---
title: Monitoring
url: /docs/administration/self-hosting/operations/monitoring/
---
> **Note:** Self-hosting is only available with **Pulumi Business Critical**. If you would like to evaluate the self-hosted Pulumi Cloud, [request a Proof of Concept (PoC)](/product/self-hosted/#self-hosted-trial) or [contact us](/contact/).

Effective monitoring is critical for maintaining a reliable self-hosted Pulumi Cloud deployment. This page covers a recommended alerting strategy and the key metrics to watch.

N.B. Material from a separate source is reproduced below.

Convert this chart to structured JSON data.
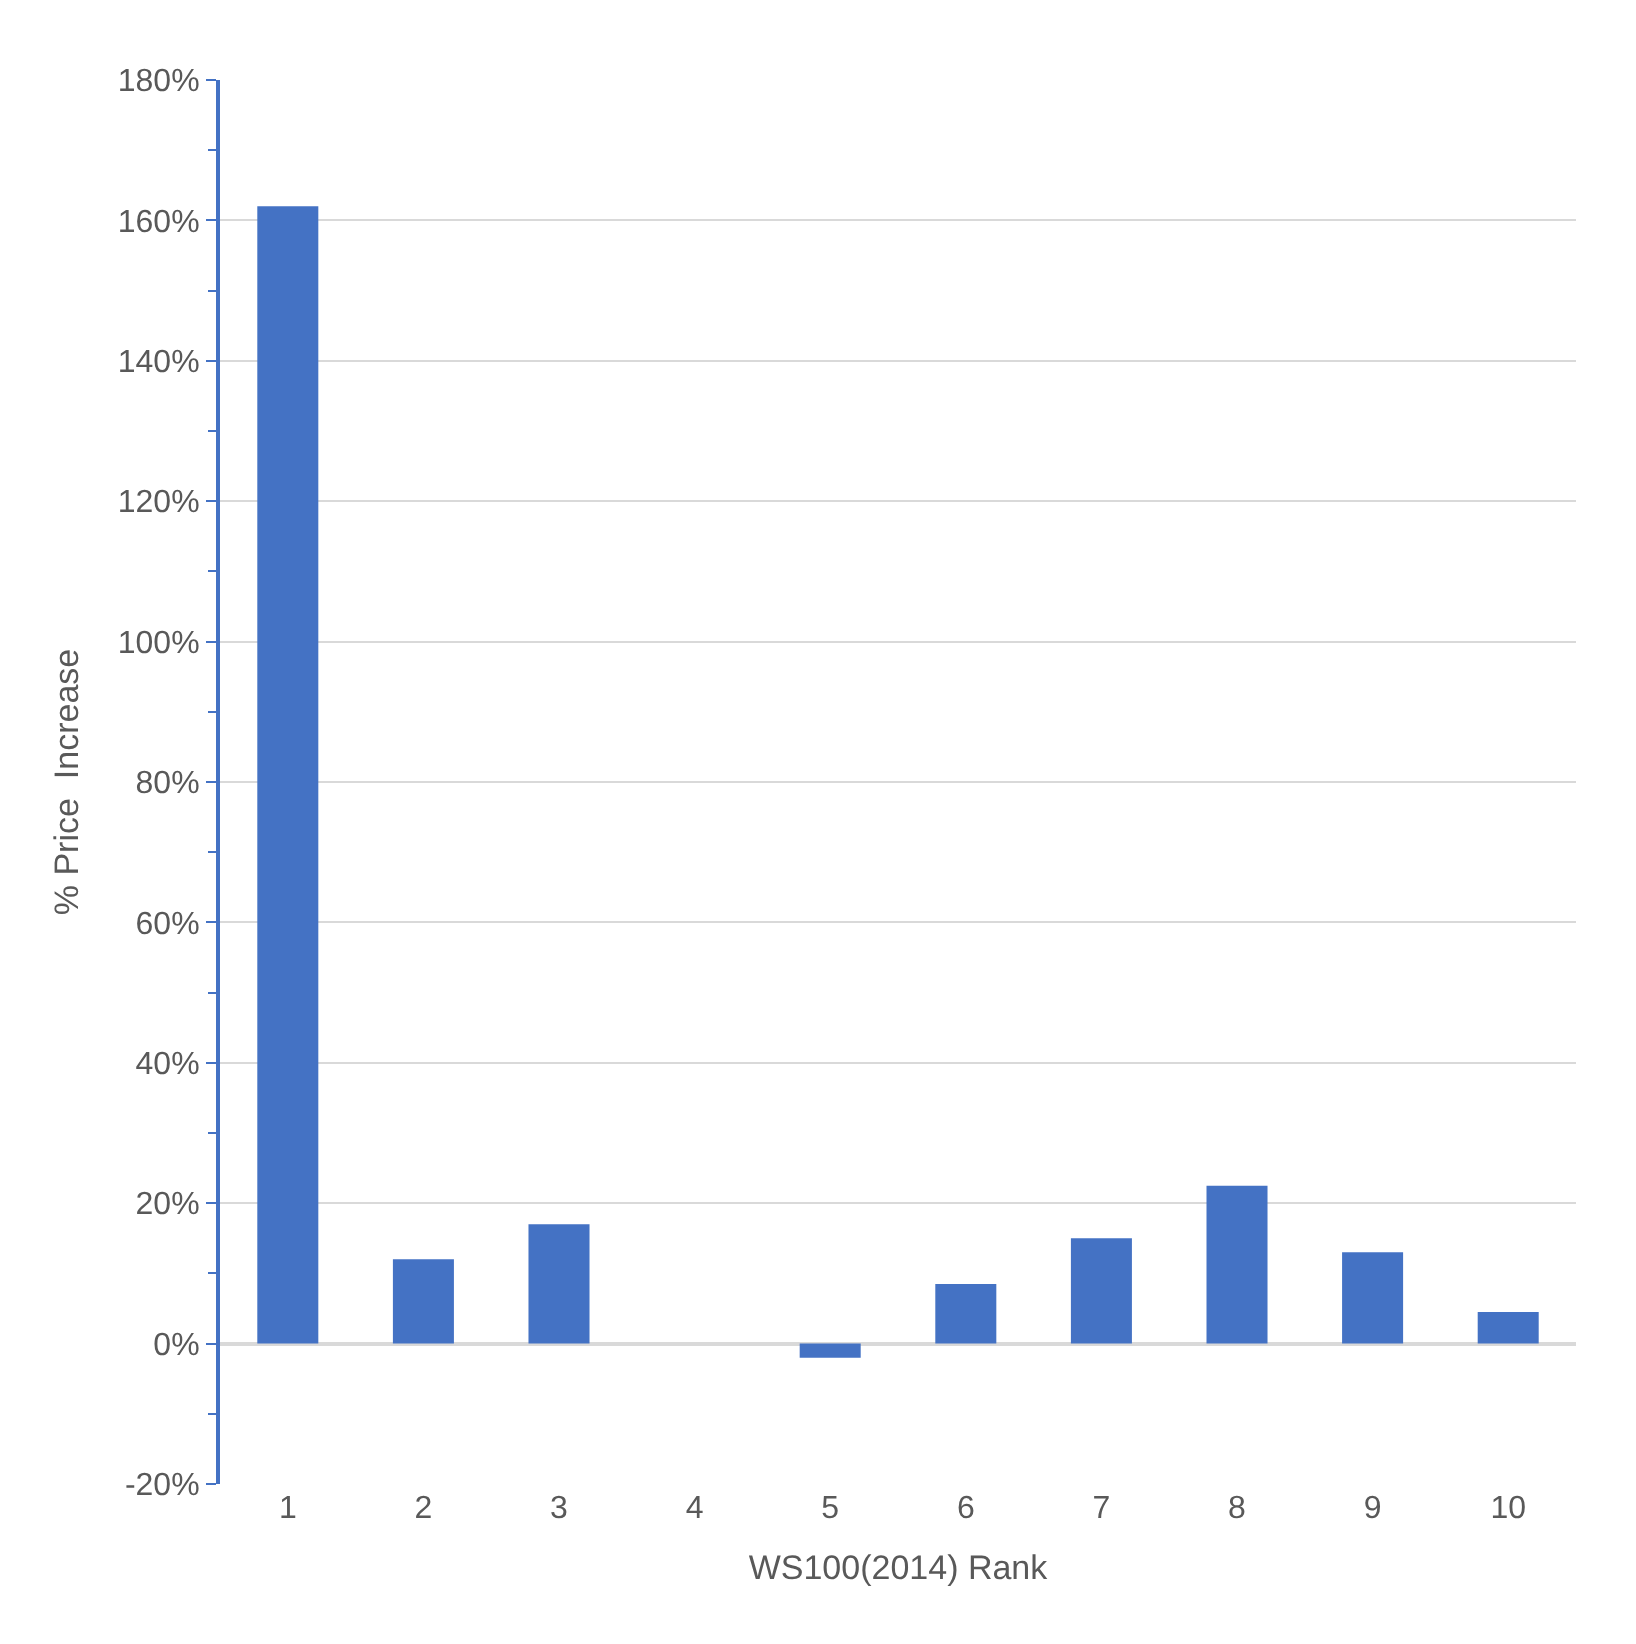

The API service exposes Prometheus metrics and supports OpenTelemetry for tracing. See [OpenTelemetry configuration](/docs/administration/self-hosting/components/api/#opentelemetry) for setup details.

## Three-tier alerting strategy

Implement alerts at three severity levels:

| Tier | Purpose | Action | Examples |
| :-- | :-- | :-- | :-- |
| Alert (page) | Service-impacting issues requiring immediate response | Pages on-call engineer | 5xx error rate > 5%, unhealthy hosts, container crash loops |
| Notification (Slack/email) | Degradation that needs attention during business hours | Notifies team channel | High CPU, replication lag, storage warnings |
| Information (dashboard) | Anomaly detection and capacity planning | Logged for review | Traffic pattern changes, signup anomalies |

## Key metrics to monitor

### Application health

- HTTP 5xx error rate as a percentage of total requests (not just raw count)
- Target group unhealthy host count (alert if > 0 for 3+ minutes)
- Container restart count (alert on repeated restarts)
- Request latency percentiles (p50, p95, p99)

### Database

- CPU utilization - different thresholds for writer vs reader instances
- Replication lag - alert if > 1 second
- Freeable memory - alert when < 10% remaining
- Storage space remaining - alert at 50 GB (notify) and 20 GB (page)
- Total IOPS (read + write combined)
- Connection count vs maximum connections

### Object storage

- Request error rate (4xx, 5xx)
- Replication lag (if cross-region replication is enabled)
- Bucket size growth rate

### Compute

- CPU and memory utilization per service
- Auto-scaling group desired vs running instance count
- NAT gateway connection/bandwidth utilization

## Anomaly detection

Where your monitoring platform supports it, use anomaly detection (dynamic thresholds) rather than static thresholds for:

- Traffic volume (requests per minute)
- User signup rates
- API latency

This reduces alert noise from expected traffic variation while catching genuine anomalies.